Blinking slowly, I realize it’s not quite complete darkness, there is a vague blue-ish light up ahead. I can barely make out the tunnel’s opening. Stumbling forward on the uneven floor, I bump my head on the low ceiling multiple times before making my way out into the pre-dawn light. I don’t need to spend more than a few seconds there. Myrddin, Ethiel, and the Librarian are all gone. The remains of a campfire linger, along with a note written in a familiar scratchy hand. “Good Luck” Are the only words on it though. Nothing useful. I sigh, looking around. I guess we’ll have to make our way back on our own then. 

Suddenly I frown. 

I was too sick to pay attention to where we were going earlier. Do I even know the way back? Hopefully, Faladel will know, because tracking two light footed horses on this rocky path will be near impossible. 

I turn around, and walk back into the tunnel.

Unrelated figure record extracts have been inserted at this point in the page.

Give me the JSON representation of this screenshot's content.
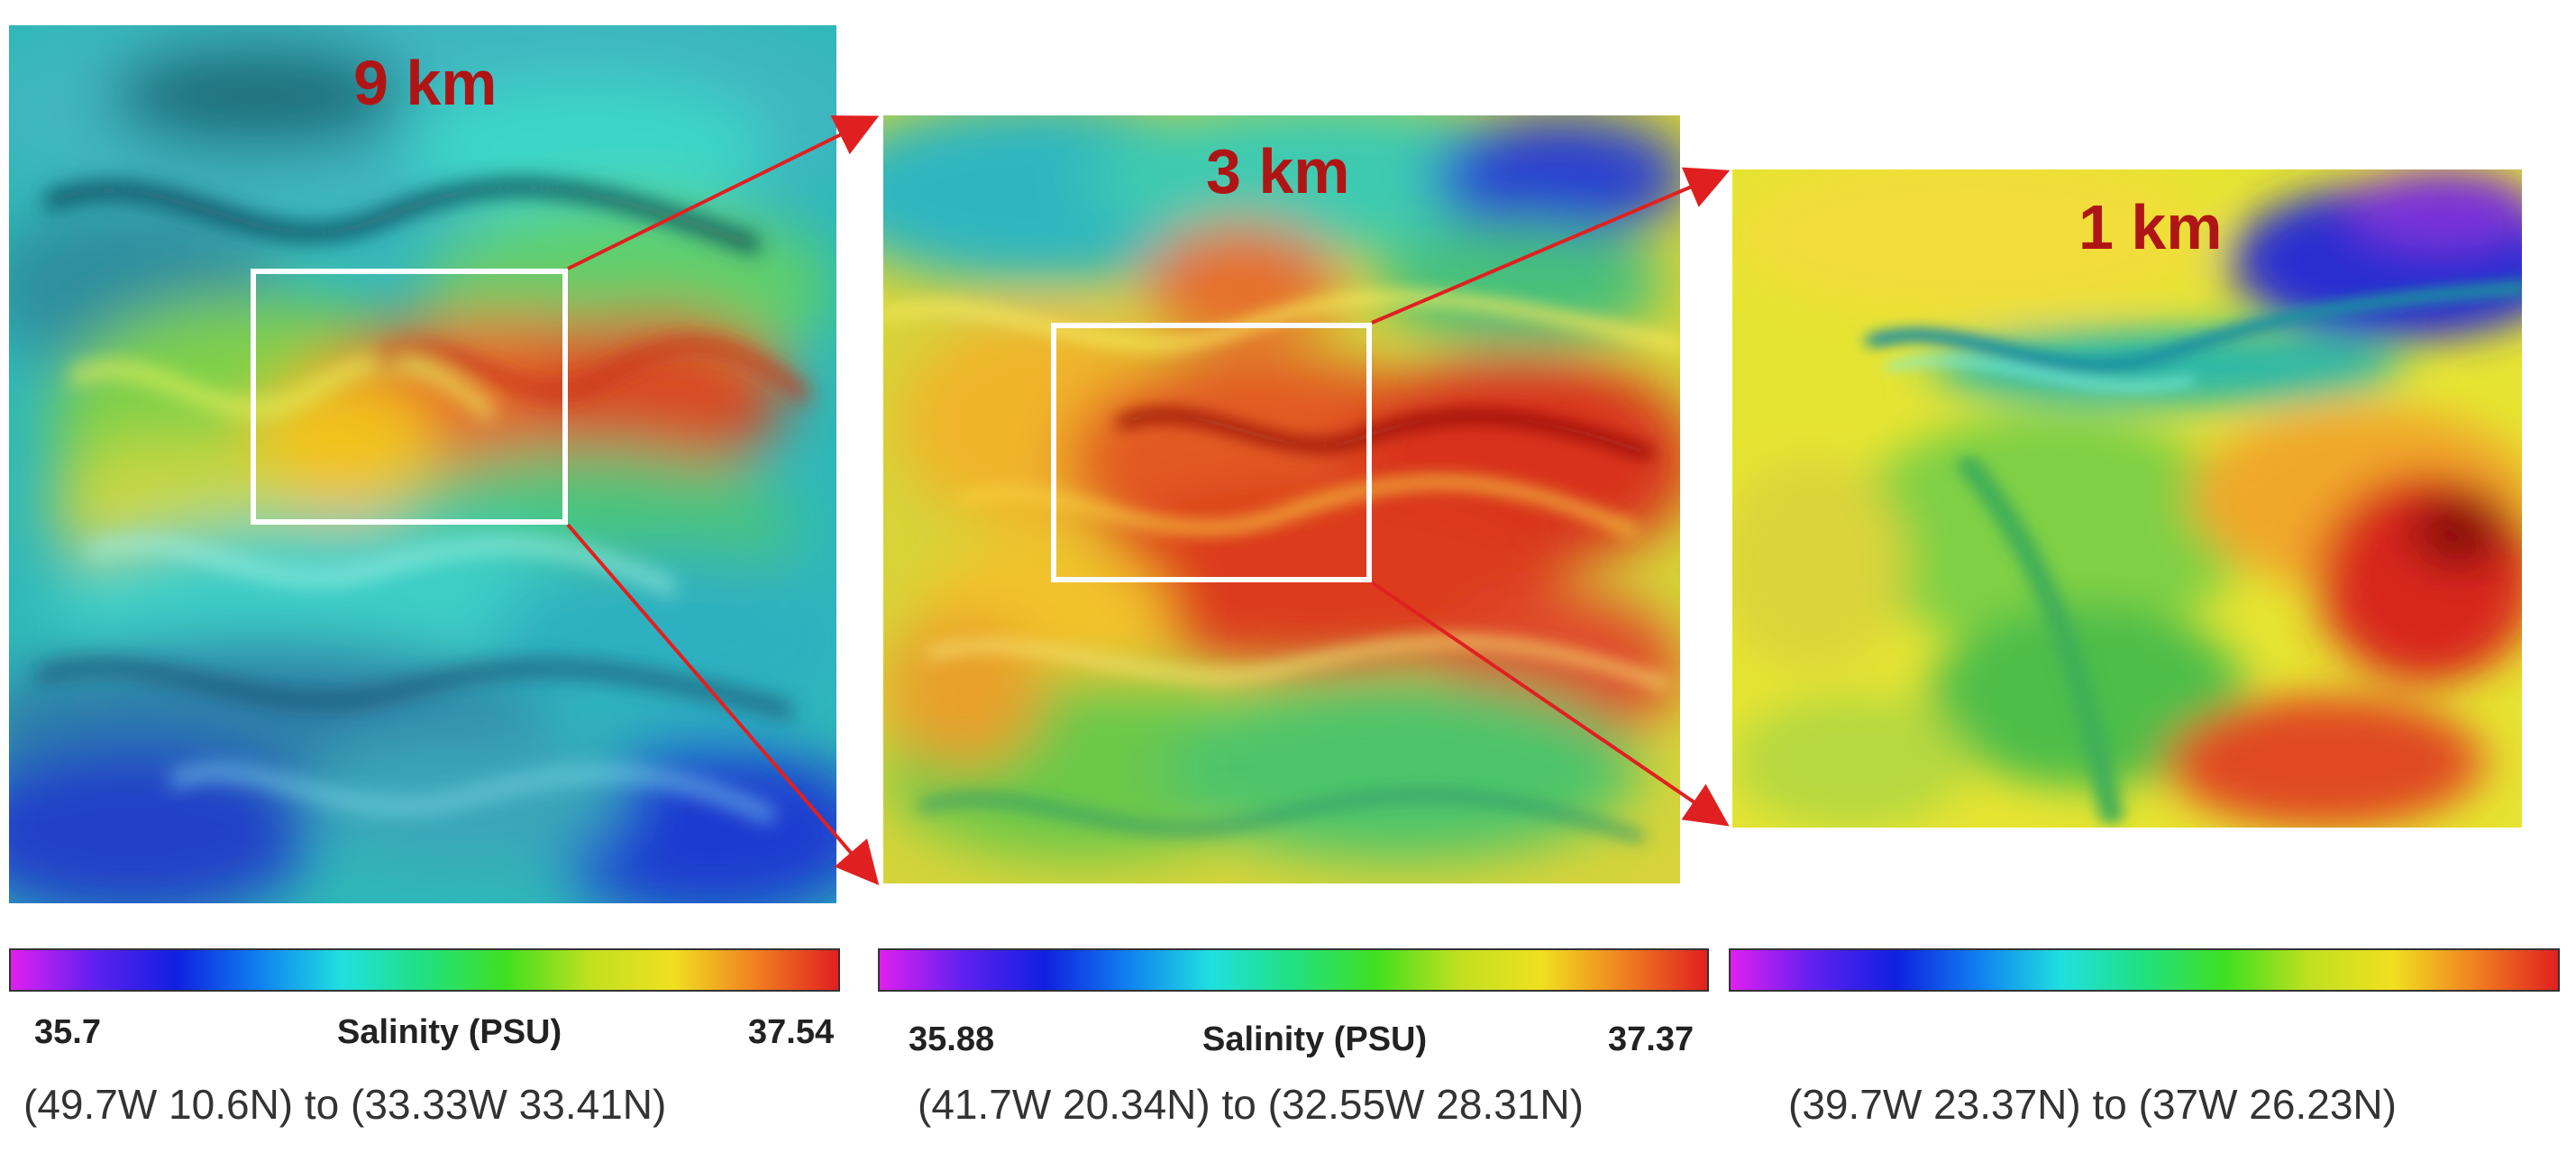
{
  "colors": {
    "label_red": "#b01515",
    "arrow_red": "#e02020",
    "box_white": "#ffffff"
  },
  "panels": [
    {
      "resolution_label": "9 km",
      "colorbar_min": "35.7",
      "colorbar_title": "Salinity (PSU)",
      "colorbar_max": "37.54",
      "extent_text": "(49.7W  10.6N) to (33.33W 33.41N)"
    },
    {
      "resolution_label": "3 km",
      "colorbar_min": "35.88",
      "colorbar_title": "Salinity (PSU)",
      "colorbar_max": "37.37",
      "extent_text": "(41.7W  20.34N) to (32.55W 28.31N)"
    },
    {
      "resolution_label": "1 km",
      "colorbar_min": "",
      "colorbar_title": "",
      "colorbar_max": "",
      "extent_text": "(39.7W  23.37N) to  (37W  26.23N)"
    }
  ]
}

This time, the bright flash doesn’t disturb me as much. I think I’m getting used to it. Faladel is staring at me strangely though. “How did you do that?” He asks, confused. 

“Do what?”  

“Well, just a moment ago you were walking away from me, and now you’re facing me without having turned around. Also, what were you saying about leaving something?”

“Faladel, I just went through the portal. I’ve been back in our world for a few minutes. The Librarian’s gone, it’s nearly dawn there now.” He stares at me. I stare back at him. Finally I break the silence. “That time dilation sure is something.”

“I wonder if we can replicate it somehow?” Faladel muses, already thinking about the uses and magic behind it no doubt. I’m stuck with the more practical concerns however, and take my blade to the flowers around me with a vigor, cutting them down in broad sweeping strikes.

“What are you doing?” Faladel asks, confusion evident as he watches me. 

“Marking our entrance and exit. I don’t want to lose it again.”

“Oh, well.” He sits himself down on the hillside. “That makes sense I suppose. Although it won’t work if we plan on staying here for a while. The flowers will just grow back. Perhaps we should mark it more permanently? Find a stone or something?” He wraps his arms over his knees as he leans forward considering the problem. “We could go back into the tunnel and bring one out.”

“What do you mean stay here longer?” I ask, “We’ve done all we practically can, Faladel.”

“I don’t know.” Faladel sighs, and tilts his head to the side, hair sliding over his green tunic with the motion. “It just feels wrong to have traveled so far just to turn back without even staying the night here. It’s not like there’s anything threatening on this Island, surely we can stay the night?” I consider the problem for a few seconds, and then realize that I’m being terribly sensible and dismiss it entirely. I don’t want to be sensible, I want to be my normal spontaneous self!

“Of course we can stay!” I exclaim, grinning at the sudden excitement that fills me. “I wonder if the stars will be different out here, or the moon perhaps. If it can be daytime here, and night there, perhaps the moon phases are different as well?” 

Faladel laughs, “Exactly, there’s still so much to see and do here, even if we are trapped on one island in a giant saltwater lake. I knew you’d understand, Briareth!”